Dann ist doch wieder alles anders? Doch keine THW-Brücke für Fussgänger und Radfahrer? Nach dem Plan der DB soll im Januar pünktlich zum Ende der Schulferien die neue, breitere Niddabrücke „eingeschoben“ werden, damit LKWs zukünftig durch Harheim zur Baustelle kommen können. Für die Zeit des „Einschiebens“ – man muss da von etwa 2 Wochen ausgehen – sollte das Technische Hilfswerk (THW) eine provisorische Brücke über die Nidda installieren, so dass Fußgänger und Radfahrer weiterhin die Nidda überqueren können und der Bahnhof Berkersheim und die S6 damit erreichbar sind.

Niddabrücke

So einfach wird man nicht mehr über die Nidda kommen.

Aktuellen und noch nicht bestätigten Informationen zufolge kann jedoch der THW diesen Überweg wegen der unterschiedlichen Pegelstände der Nidda für diesen Zeitraum nicht bauen.
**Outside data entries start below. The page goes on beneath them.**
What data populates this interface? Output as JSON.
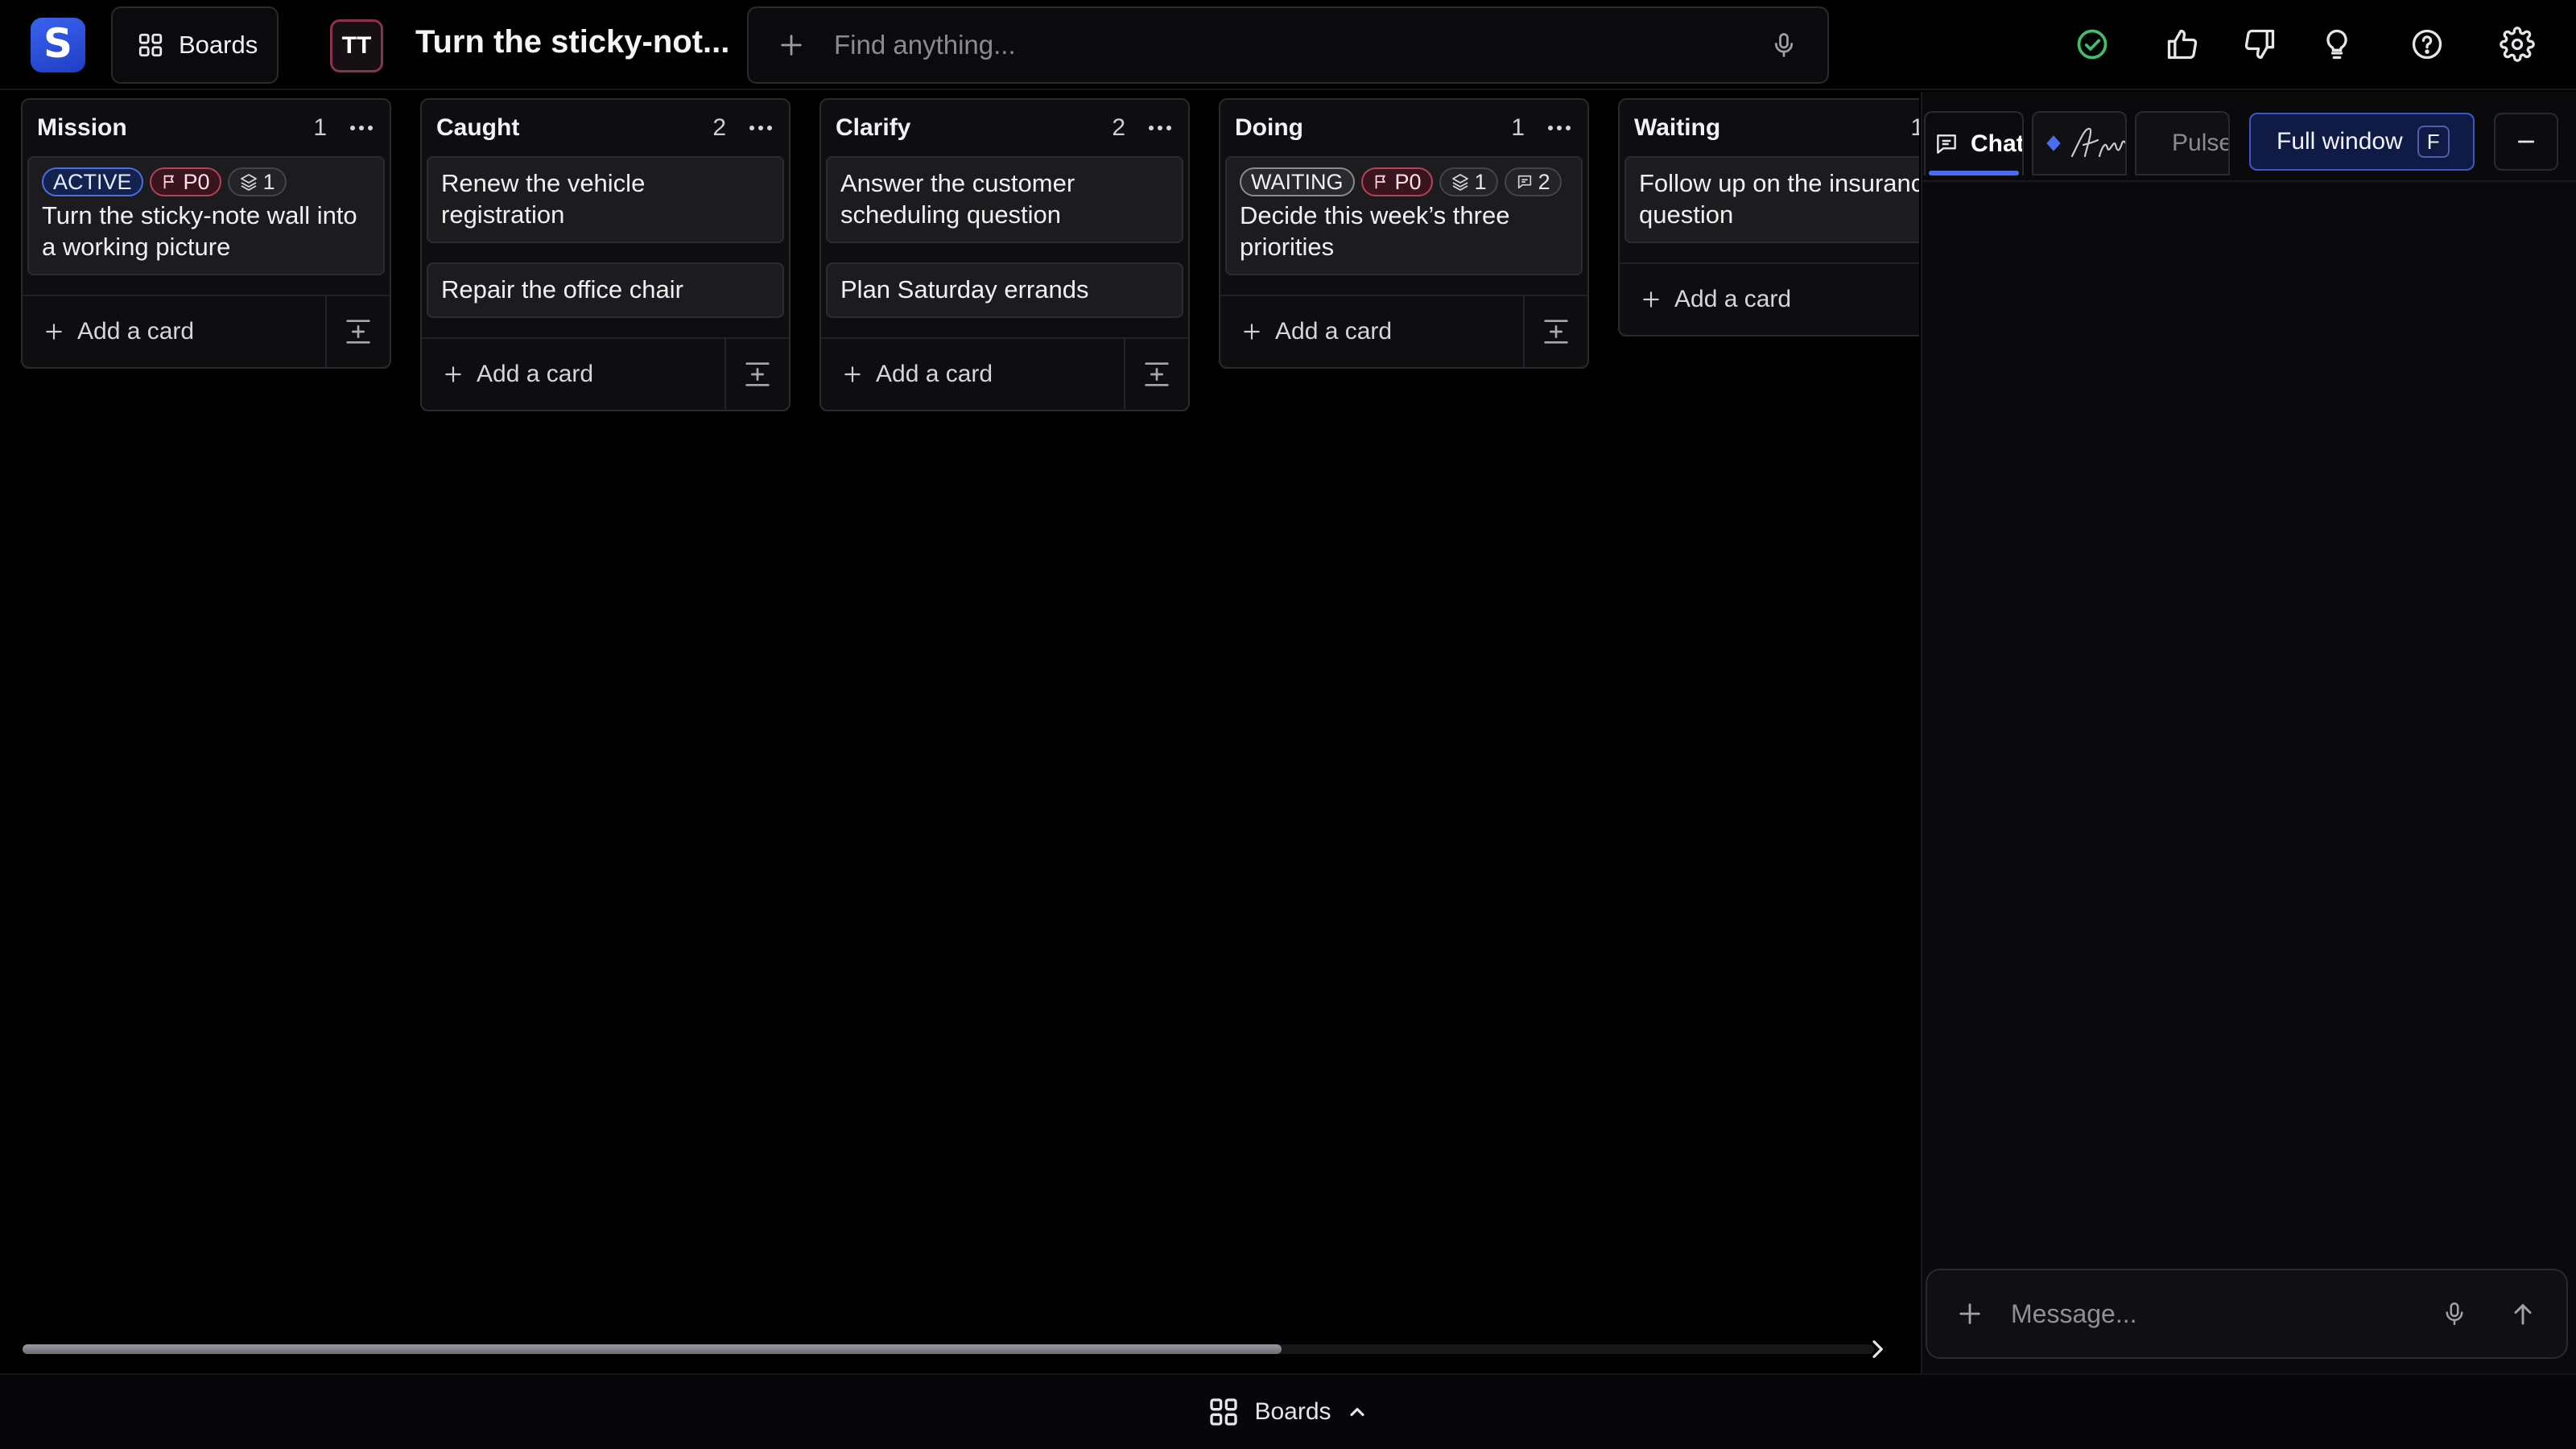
{
  "app": {
    "logo_letter": "S",
    "board_title": "Turn the sticky-not...",
    "avatar_initials": "TT",
    "boards_button_label": "Boards"
  },
  "search": {
    "placeholder": "Find anything..."
  },
  "toolbar_icons": [
    "check-circle-icon",
    "thumbs-up-icon",
    "thumbs-down-icon",
    "lightbulb-icon",
    "help-icon",
    "gear-icon"
  ],
  "add_card_label": "Add a card",
  "columns": [
    {
      "name": "Mission",
      "count": "1",
      "cards": [
        {
          "status": "ACTIVE",
          "priority": "P0",
          "subtasks": "1",
          "title": "Turn the sticky-note wall into a working picture"
        }
      ]
    },
    {
      "name": "Caught",
      "count": "2",
      "cards": [
        {
          "title": "Renew the vehicle registration"
        },
        {
          "title": "Repair the office chair"
        }
      ]
    },
    {
      "name": "Clarify",
      "count": "2",
      "cards": [
        {
          "title": "Answer the customer scheduling question"
        },
        {
          "title": "Plan Saturday errands"
        }
      ]
    },
    {
      "name": "Doing",
      "count": "1",
      "cards": [
        {
          "status": "WAITING",
          "priority": "P0",
          "subtasks": "1",
          "comments": "2",
          "title": "Decide this week’s three priorities"
        }
      ]
    },
    {
      "name": "Waiting",
      "count": "1",
      "cards": [
        {
          "title": "Follow up on the insurance question"
        }
      ]
    }
  ],
  "scroll": {
    "horizontal_position_fraction": 0.68
  },
  "chat_panel": {
    "tabs": [
      {
        "label": "Chat",
        "active": true
      },
      {
        "label": "",
        "icon": "diamond-icon",
        "active": false
      },
      {
        "label": "Pulse",
        "active": false
      }
    ],
    "full_window_label": "Full window",
    "full_window_key": "F",
    "composer_placeholder": "Message..."
  },
  "bottom_bar": {
    "label": "Boards"
  },
  "colors": {
    "accent": "#4b6cf0",
    "active_badge": "#4c6ee0",
    "priority_badge": "#b54357",
    "success": "#3fbf6a"
  }
}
Möglicherweise würden damit pünktlich zum Schulbeginn am 13. Januar Pendler ratlos am Niddaufer stehen und nicht wissen, wie die Reise zur Schule oder zur Arbeit weitergehen wird. Da in der Informationspolitik der DB Fußgänger und Radfahrer nur selten vorkommen und Umleitungen freiwillig allenfalls für Pkws organisiert werden, sollten daher alle Harheimer*innen, die für ihren Weg von oder zur Innenstadt die Nidda überqueren müssen, rechtzeitig zum Ende der Ferienzeit sicherstellen, wie sie das hinkriegen können.